Respirar para sanar es deber revolucionario. Iván Padilla Bravo.

Diálogo en cuarentena

La sociedad de las y los iguales, que por años ha sido denominada socialismo y construimos cotidianamente, es el más grande acto de conciencia de la humanidad.

Cuando, hace más de un año, se encendieron las alarmas ante la aparición de una molécula viral llamada Covid-19 o Coronavirus, que comenzaba a recorrer y contagiar al mundo hasta el punto de convertirse en pandemia, pensé de nuevo en el empeño humano por desequilibrar al universo al que nos incorporamos como tales con un cuerpo y mente disociadas del alma o élan al que nos debemos.

Suelo distanciarme cuando la mente de los eruditos califica de humanizado todo aquello que observa como producto «maravilloso» en el contexto de las relaciones sociales, haciendo parecer como «eslabón más alto de las especies» al individuo racional llamado (patriarcalmente, para variar) hombre.

Los eruditos hablan desde la ciencia (a veces también desde la religión, sólo que entonces se les llama teólogos, patriarcas, sacerdotes o cualquier cosa parecida que exprese «autoridad divina»), esa coraza de poder egótico o ególatra donde se generan los dogmas o verdades «incuestionables» construidas por los dominadores e impuestas como doctrinas hegemónicas para el mundo entero.

Mi distancia con lo establecido es la misma que debe haber entre conciencia y subconciencia, ideología (falsa conciencia) o razonamiento de complacencia con lo establecido desde el poder desigual de clases. Ya no lucho contra esa distancia, sino que la acepto como parte del proceso desequilibrado al que hemos llegado hasta ahora y que podemos revertir desde nuestro interior en la medida en que armonicemos dentro de nosotros al cuerpo con la mente y el corazón como expresiones de una misma energía que en quantos se mueve dialécticamente.

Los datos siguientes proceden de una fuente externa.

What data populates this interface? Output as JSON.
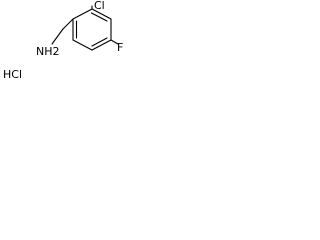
{
  "structure": {
    "salt_label": "HCl",
    "amine_label": "NH2",
    "chloro_label": "Cl",
    "fluoro_label": "F"
  }
}
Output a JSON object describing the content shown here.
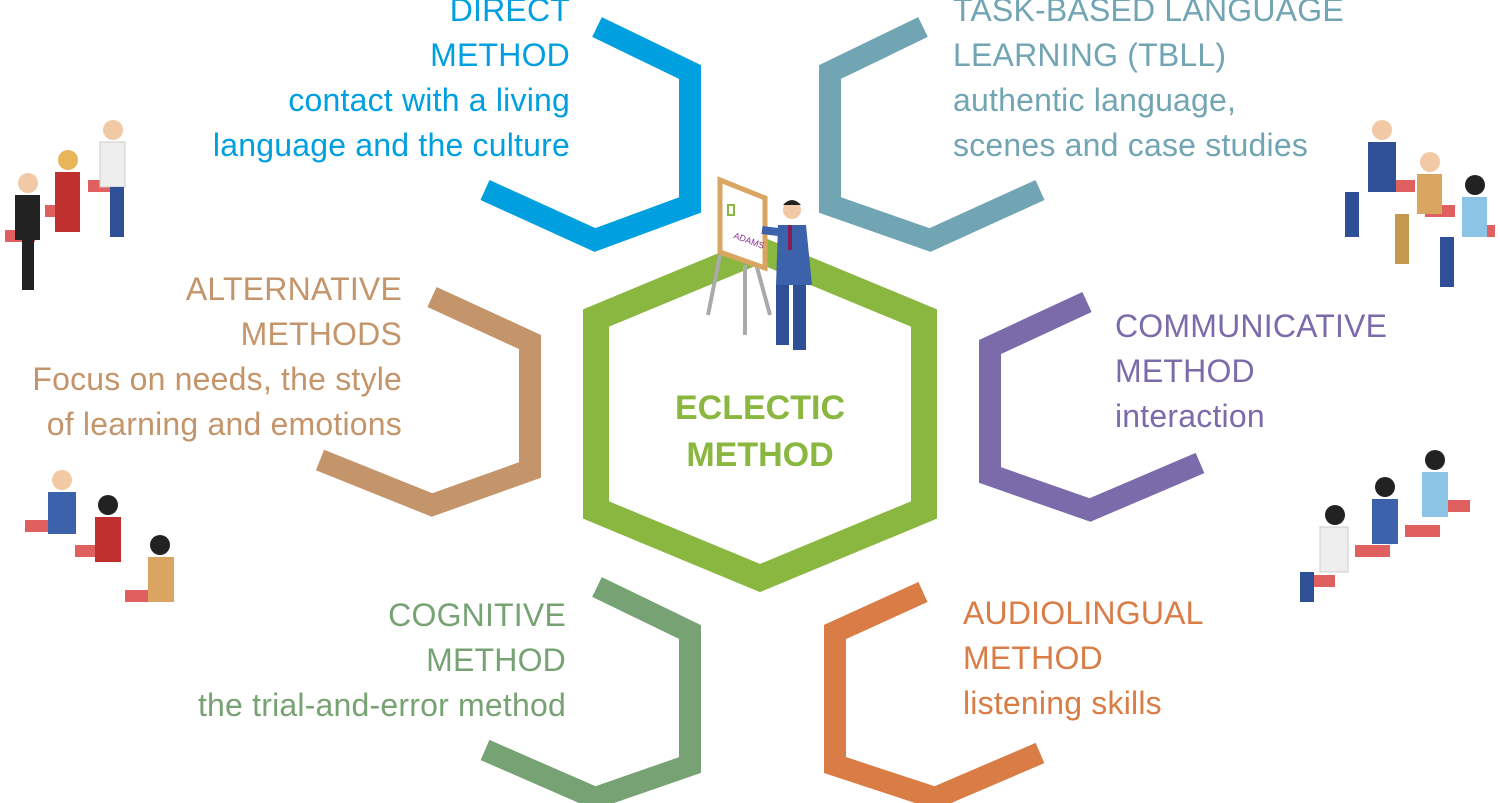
{
  "center": {
    "title_line1": "ECLECTIC",
    "title_line2": "METHOD",
    "color": "#8ab73f"
  },
  "easel_logo": "ADAMS",
  "methods": [
    {
      "id": "direct",
      "title_line1": "DIRECT",
      "title_line2": "METHOD",
      "desc_line1": "contact with a living",
      "desc_line2": "language and the culture",
      "color": "#009fdf"
    },
    {
      "id": "tbll",
      "title_line1": "TASK-BASED LANGUAGE",
      "title_line2": "LEARNING (TBLL)",
      "desc_line1": "authentic language,",
      "desc_line2": "scenes and case studies",
      "color": "#72a5b3"
    },
    {
      "id": "alternative",
      "title_line1": "ALTERNATIVE",
      "title_line2": "METHODS",
      "desc_line1": "Focus on needs, the style",
      "desc_line2": "of learning and emotions",
      "color": "#c4946a"
    },
    {
      "id": "communicative",
      "title_line1": "COMMUNICATIVE",
      "title_line2": "METHOD",
      "desc_line1": "interaction",
      "color": "#7b6bab"
    },
    {
      "id": "cognitive",
      "title_line1": "COGNITIVE",
      "title_line2": "METHOD",
      "desc_line1": "the trial-and-error method",
      "color": "#77a273"
    },
    {
      "id": "audiolingual",
      "title_line1": "AUDIOLINGUAL",
      "title_line2": "METHOD",
      "desc_line1": "listening skills",
      "color": "#d97c45"
    }
  ]
}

Si consiguiésemos volver a la esencia de lo escindido y, como seres vivos, nos asumiésemos conciencia expandida y en expansión, el proceso de liberación (incluida la liberación común, en comunas, social) o

equilibrio universal sería el todo al que nos debemos como individuos.

Respirar, respirar conscientes. Alimentarnos, alimentarnos conscientes. Ejercitar,ejercitarnos conscientes. Son partes del mismo proceso de lo vital, de la armonía y del equilibrio del universo. Son la sencilla revolución que nos debemos.

Es aquí donde debemos centrarnos. Nuestro enfoque humano está en la aceptación molecular de lo que somos. Sólo cuando asumamos nuestra misión para el equilibrio habremos logrado quitarle la corona a cualquier virus que se haya erigido monárquicamente en rey para las desigualdades y el dominio egolátrico de un puñado de expropiadores y amos del mundo.

La tarea es más sencilla de lo que se pueda suponer. Es parte de nuestra naturaleza con la naturaleza. No hay nada superior a otro, todos somos iguales, necesarios y complementarios entre sí.